L’espace Chabrillan est le grand volume et les divers espaces d’une ancienne chapelle. Il est attribué aujourd’hui gratuitement par la Ville de Montélimar aux artistes peintres. Bernard Merle le remplit à lui seul par ses grands tableaux qui rayonnent sourdement d’une ambiance amicale et calme. Et le visiteur qui y pénètre sent son cœur s’ouvrir, si du moins il veut bien être un peu sensible, à une humanité heureuse, apaisée et souriante.

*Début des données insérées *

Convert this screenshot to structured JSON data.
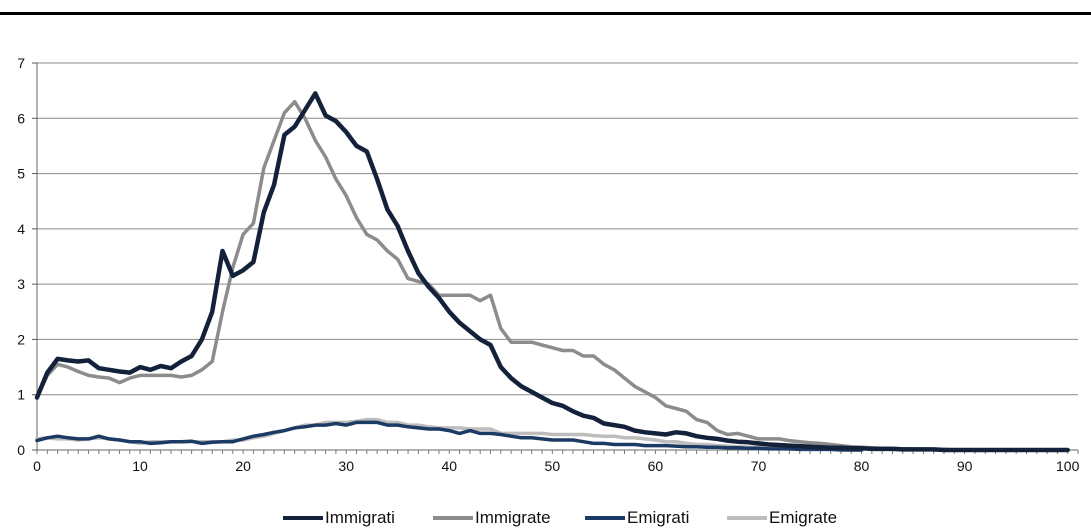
{
  "chart_data": {
    "type": "line",
    "title": "",
    "xlabel": "",
    "ylabel": "",
    "xlim": [
      0,
      101
    ],
    "ylim": [
      0,
      7
    ],
    "xticks": [
      "0",
      "10",
      "20",
      "30",
      "40",
      "50",
      "60",
      "70",
      "80",
      "90",
      "100"
    ],
    "yticks": [
      "0",
      "1",
      "2",
      "3",
      "4",
      "5",
      "6",
      "7"
    ],
    "grid": "horizontal",
    "legend_position": "bottom",
    "series": [
      {
        "name": "Immigrati",
        "color": "#13213b",
        "x": [
          0,
          1,
          2,
          3,
          4,
          5,
          6,
          7,
          8,
          9,
          10,
          11,
          12,
          13,
          14,
          15,
          16,
          17,
          18,
          19,
          20,
          21,
          22,
          23,
          24,
          25,
          26,
          27,
          28,
          29,
          30,
          31,
          32,
          33,
          34,
          35,
          36,
          37,
          38,
          39,
          40,
          41,
          42,
          43,
          44,
          45,
          46,
          47,
          48,
          49,
          50,
          51,
          52,
          53,
          54,
          55,
          56,
          57,
          58,
          59,
          60,
          61,
          62,
          63,
          64,
          65,
          66,
          67,
          68,
          69,
          70,
          71,
          72,
          73,
          74,
          75,
          76,
          77,
          78,
          79,
          80,
          81,
          82,
          83,
          84,
          85,
          86,
          87,
          88,
          89,
          90,
          91,
          92,
          93,
          94,
          95,
          96,
          97,
          98,
          99,
          100
        ],
        "y": [
          0.95,
          1.4,
          1.65,
          1.62,
          1.6,
          1.62,
          1.48,
          1.45,
          1.42,
          1.4,
          1.5,
          1.45,
          1.52,
          1.48,
          1.6,
          1.7,
          2.0,
          2.5,
          3.6,
          3.15,
          3.25,
          3.4,
          4.3,
          4.8,
          5.7,
          5.85,
          6.15,
          6.45,
          6.05,
          5.95,
          5.75,
          5.5,
          5.4,
          4.9,
          4.35,
          4.05,
          3.6,
          3.2,
          2.95,
          2.75,
          2.5,
          2.3,
          2.15,
          2.0,
          1.9,
          1.5,
          1.3,
          1.15,
          1.05,
          0.95,
          0.85,
          0.8,
          0.7,
          0.62,
          0.58,
          0.48,
          0.45,
          0.42,
          0.35,
          0.32,
          0.3,
          0.28,
          0.32,
          0.3,
          0.25,
          0.22,
          0.2,
          0.17,
          0.15,
          0.14,
          0.12,
          0.1,
          0.09,
          0.08,
          0.07,
          0.06,
          0.05,
          0.04,
          0.04,
          0.03,
          0.03,
          0.02,
          0.02,
          0.02,
          0.01,
          0.01,
          0.01,
          0.01,
          0,
          0,
          0,
          0,
          0,
          0,
          0,
          0,
          0,
          0,
          0,
          0,
          0
        ]
      },
      {
        "name": "Immigrate",
        "color": "#8c8c8c",
        "x": [
          0,
          1,
          2,
          3,
          4,
          5,
          6,
          7,
          8,
          9,
          10,
          11,
          12,
          13,
          14,
          15,
          16,
          17,
          18,
          19,
          20,
          21,
          22,
          23,
          24,
          25,
          26,
          27,
          28,
          29,
          30,
          31,
          32,
          33,
          34,
          35,
          36,
          37,
          38,
          39,
          40,
          41,
          42,
          43,
          44,
          45,
          46,
          47,
          48,
          49,
          50,
          51,
          52,
          53,
          54,
          55,
          56,
          57,
          58,
          59,
          60,
          61,
          62,
          63,
          64,
          65,
          66,
          67,
          68,
          69,
          70,
          71,
          72,
          73,
          74,
          75,
          76,
          77,
          78,
          79,
          80,
          81,
          82,
          83,
          84,
          85,
          86,
          87,
          88,
          89,
          90,
          91,
          92,
          93,
          94,
          95,
          96,
          97,
          98,
          99,
          100
        ],
        "y": [
          0.95,
          1.35,
          1.55,
          1.5,
          1.42,
          1.35,
          1.32,
          1.3,
          1.22,
          1.3,
          1.35,
          1.35,
          1.35,
          1.35,
          1.32,
          1.35,
          1.45,
          1.6,
          2.5,
          3.3,
          3.9,
          4.1,
          5.1,
          5.6,
          6.1,
          6.3,
          6.0,
          5.6,
          5.3,
          4.9,
          4.6,
          4.2,
          3.9,
          3.8,
          3.6,
          3.45,
          3.1,
          3.05,
          3.0,
          2.8,
          2.8,
          2.8,
          2.8,
          2.7,
          2.8,
          2.2,
          1.95,
          1.95,
          1.95,
          1.9,
          1.85,
          1.8,
          1.8,
          1.7,
          1.7,
          1.55,
          1.45,
          1.3,
          1.15,
          1.05,
          0.95,
          0.8,
          0.75,
          0.7,
          0.55,
          0.5,
          0.35,
          0.28,
          0.3,
          0.25,
          0.2,
          0.2,
          0.2,
          0.17,
          0.15,
          0.13,
          0.12,
          0.1,
          0.08,
          0.06,
          0.05,
          0.04,
          0.03,
          0.03,
          0.02,
          0.02,
          0.01,
          0.01,
          0.01,
          0,
          0,
          0,
          0,
          0,
          0,
          0,
          0,
          0,
          0,
          0,
          0
        ]
      },
      {
        "name": "Emigrati",
        "color": "#1c3b64",
        "x": [
          0,
          1,
          2,
          3,
          4,
          5,
          6,
          7,
          8,
          9,
          10,
          11,
          12,
          13,
          14,
          15,
          16,
          17,
          18,
          19,
          20,
          21,
          22,
          23,
          24,
          25,
          26,
          27,
          28,
          29,
          30,
          31,
          32,
          33,
          34,
          35,
          36,
          37,
          38,
          39,
          40,
          41,
          42,
          43,
          44,
          45,
          46,
          47,
          48,
          49,
          50,
          51,
          52,
          53,
          54,
          55,
          56,
          57,
          58,
          59,
          60,
          61,
          62,
          63,
          64,
          65,
          66,
          67,
          68,
          69,
          70,
          71,
          72,
          73,
          74,
          75,
          76,
          77,
          78,
          79,
          80
        ],
        "y": [
          0.17,
          0.22,
          0.25,
          0.22,
          0.2,
          0.2,
          0.25,
          0.2,
          0.18,
          0.15,
          0.15,
          0.12,
          0.13,
          0.15,
          0.15,
          0.16,
          0.12,
          0.14,
          0.15,
          0.15,
          0.2,
          0.25,
          0.28,
          0.32,
          0.35,
          0.4,
          0.42,
          0.45,
          0.45,
          0.48,
          0.45,
          0.5,
          0.5,
          0.5,
          0.45,
          0.45,
          0.42,
          0.4,
          0.38,
          0.38,
          0.35,
          0.3,
          0.35,
          0.3,
          0.3,
          0.28,
          0.25,
          0.22,
          0.22,
          0.2,
          0.18,
          0.18,
          0.18,
          0.15,
          0.12,
          0.12,
          0.1,
          0.1,
          0.1,
          0.08,
          0.08,
          0.08,
          0.07,
          0.06,
          0.06,
          0.05,
          0.05,
          0.04,
          0.04,
          0.03,
          0.03,
          0.02,
          0.02,
          0.02,
          0.01,
          0.01,
          0.01,
          0.01,
          0,
          0,
          0
        ]
      },
      {
        "name": "Emigrate",
        "color": "#bdbdbd",
        "x": [
          0,
          1,
          2,
          3,
          4,
          5,
          6,
          7,
          8,
          9,
          10,
          11,
          12,
          13,
          14,
          15,
          16,
          17,
          18,
          19,
          20,
          21,
          22,
          23,
          24,
          25,
          26,
          27,
          28,
          29,
          30,
          31,
          32,
          33,
          34,
          35,
          36,
          37,
          38,
          39,
          40,
          41,
          42,
          43,
          44,
          45,
          46,
          47,
          48,
          49,
          50,
          51,
          52,
          53,
          54,
          55,
          56,
          57,
          58,
          59,
          60,
          61,
          62,
          63,
          64,
          65,
          66,
          67,
          68,
          69,
          70,
          71,
          72,
          73,
          74,
          75,
          76,
          77,
          78,
          79,
          80
        ],
        "y": [
          0.2,
          0.22,
          0.2,
          0.2,
          0.18,
          0.2,
          0.22,
          0.2,
          0.18,
          0.15,
          0.12,
          0.15,
          0.15,
          0.15,
          0.15,
          0.15,
          0.15,
          0.15,
          0.15,
          0.18,
          0.18,
          0.22,
          0.25,
          0.3,
          0.35,
          0.4,
          0.45,
          0.45,
          0.5,
          0.5,
          0.5,
          0.52,
          0.55,
          0.55,
          0.5,
          0.5,
          0.45,
          0.45,
          0.42,
          0.4,
          0.4,
          0.4,
          0.38,
          0.38,
          0.38,
          0.3,
          0.3,
          0.3,
          0.3,
          0.3,
          0.28,
          0.28,
          0.28,
          0.28,
          0.26,
          0.25,
          0.25,
          0.22,
          0.22,
          0.2,
          0.18,
          0.15,
          0.15,
          0.12,
          0.1,
          0.1,
          0.08,
          0.07,
          0.06,
          0.05,
          0.05,
          0.04,
          0.03,
          0.03,
          0.02,
          0.02,
          0.01,
          0.01,
          0.01,
          0,
          0
        ]
      }
    ]
  }
}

La déclaration, tableau placé ci-dessus en exergue, montre un jeune garçon, au visage un peu naïf peut-être, en tous cas bien sympathique, vêtu d’une veste à étrange col et coiffé d’un bérêt bizarre. Il ne sourit pas à son amoureuse et lui propose une pomme sans rien dire. Le titre du tableau indique qu’il s’agit d’une déclaration. D’amour, bien sûr. Ele aussi à un étrange couvre-chef. Elle non plus ne sourit pas. Elle ne prend pas la pomme. Elle ne se détourne pas non plus. Le silence s’établit. Le temps est comme suspendu. Un chat blanc est immobile entre les deux. Et derrière eux, c’est un magnifique clair de lune, comme on n’en a jamais vu. La lumière brille sur la mer. Il éclaire presque comme en plein jour. Et d’ailleurs des enfants jouent : ce n’est donc pas la nuit. Aucun des personnages ne regarde le spectateur  La scène se passe en rêve. C’est un monde imaginaire, très doux, très calme. Un peu inquiétant peut-être quand même.

 

Grande nature morte au tissu rouge

 

Un pot, très beau, avec du raisin (mais on ne présente jamais le raisin dans un pot si étroit !). et autour, des huitres (on ne pose pas les huitres sur une nappe !), des gousses d’ail, et trois plats avec des pommes, des prunes et... des fleurs.
Le titre mentionne la nappe rouge et c’est elle, en effet, qui attire le regard et fait l’unité de l’ensemble. Et cet ensemble est coloré, plaisant. On dirait que cette nature morte est, d’une certaine manière vivante : les gousses d’ail et les huitres semblent danser...

 

L’hiver du Mont Carmel

Le titre de Mont Carmel évoque le monastère des carmes, des réminiscences bibliques et... la belle vue sur la Méditerranée qui plaît aux visiteurs de la Terre sainte. Rien de tout cela n’est ici représenté. Le spectateur est amené à trouver lui-même la signification spirituelle profonde de ce petit bois, un peu clairsemé sous la neige de l’hiver.

 

Anna et ses souvenirs

 

Anna pense à ses souvenirs. Le titre du tableau le dit et sa main sur son visage le suggère. Mais le tableau n’en dit rien. Elle est assise en plein air devant un beau paysage auquel elle tourne porutant le dos, préoccupée plutôt par les pensées de son âme. Ses souvenirs sont peut-être heureux et agréables à repasser car elle est entourée de fruits et de nombreuses fleurs aux couleurs tendres. Et le mouvement de son chat donne de la vitalité à l’ensemble. La lampe au-dessus d’elle est peut-être celle d’une chambre où ses pensées l’emmènent...

 

Dés et poupées

On retrouve Anna dans ses pensées. Mais elle ferme maintenant les yeux. Elle est entourée effectivement de grands dés (avec lesquels on ne saurait jouer !) et de poupées (qu’on ne voit guère) mais auss d’une profusion de ballons, de fleurs et d’un beau paysage – plutôt italien cette fois-ci. Même la petite fille qui joue juste à côté d’elle ne la distrait pas. Elle est tout entière occupée par son monde intérieur et ses souvenirs.

 

Nature morte à l’enveloppe

Ceci n’est pas en fait une « nature morte » : ce foisonnement de fruits, de fleurs, ce beau tapis au mur, jaune et doré, dans une lumière d’aquarium, nous entraîne dans le monde onirique d’une vie heureuse et apaisée.

 

Rebecca et les pantins

Rebecca c’est Anna qui a finalement ouvert les yeux. Son extraordinaire vêtement – de même tissu que son béret – fait penser à un clown. Elle est vivante et en mouvement. Le pantin qu’elle tient dans ses bras ressemble à un enfant qui dort et celui qui est assis devant elle est vraiment vivant et... méditatif.
Personnages symboliques d’une présence intérieure qui monte en nous et donne réalité et vie à notre être extérieur.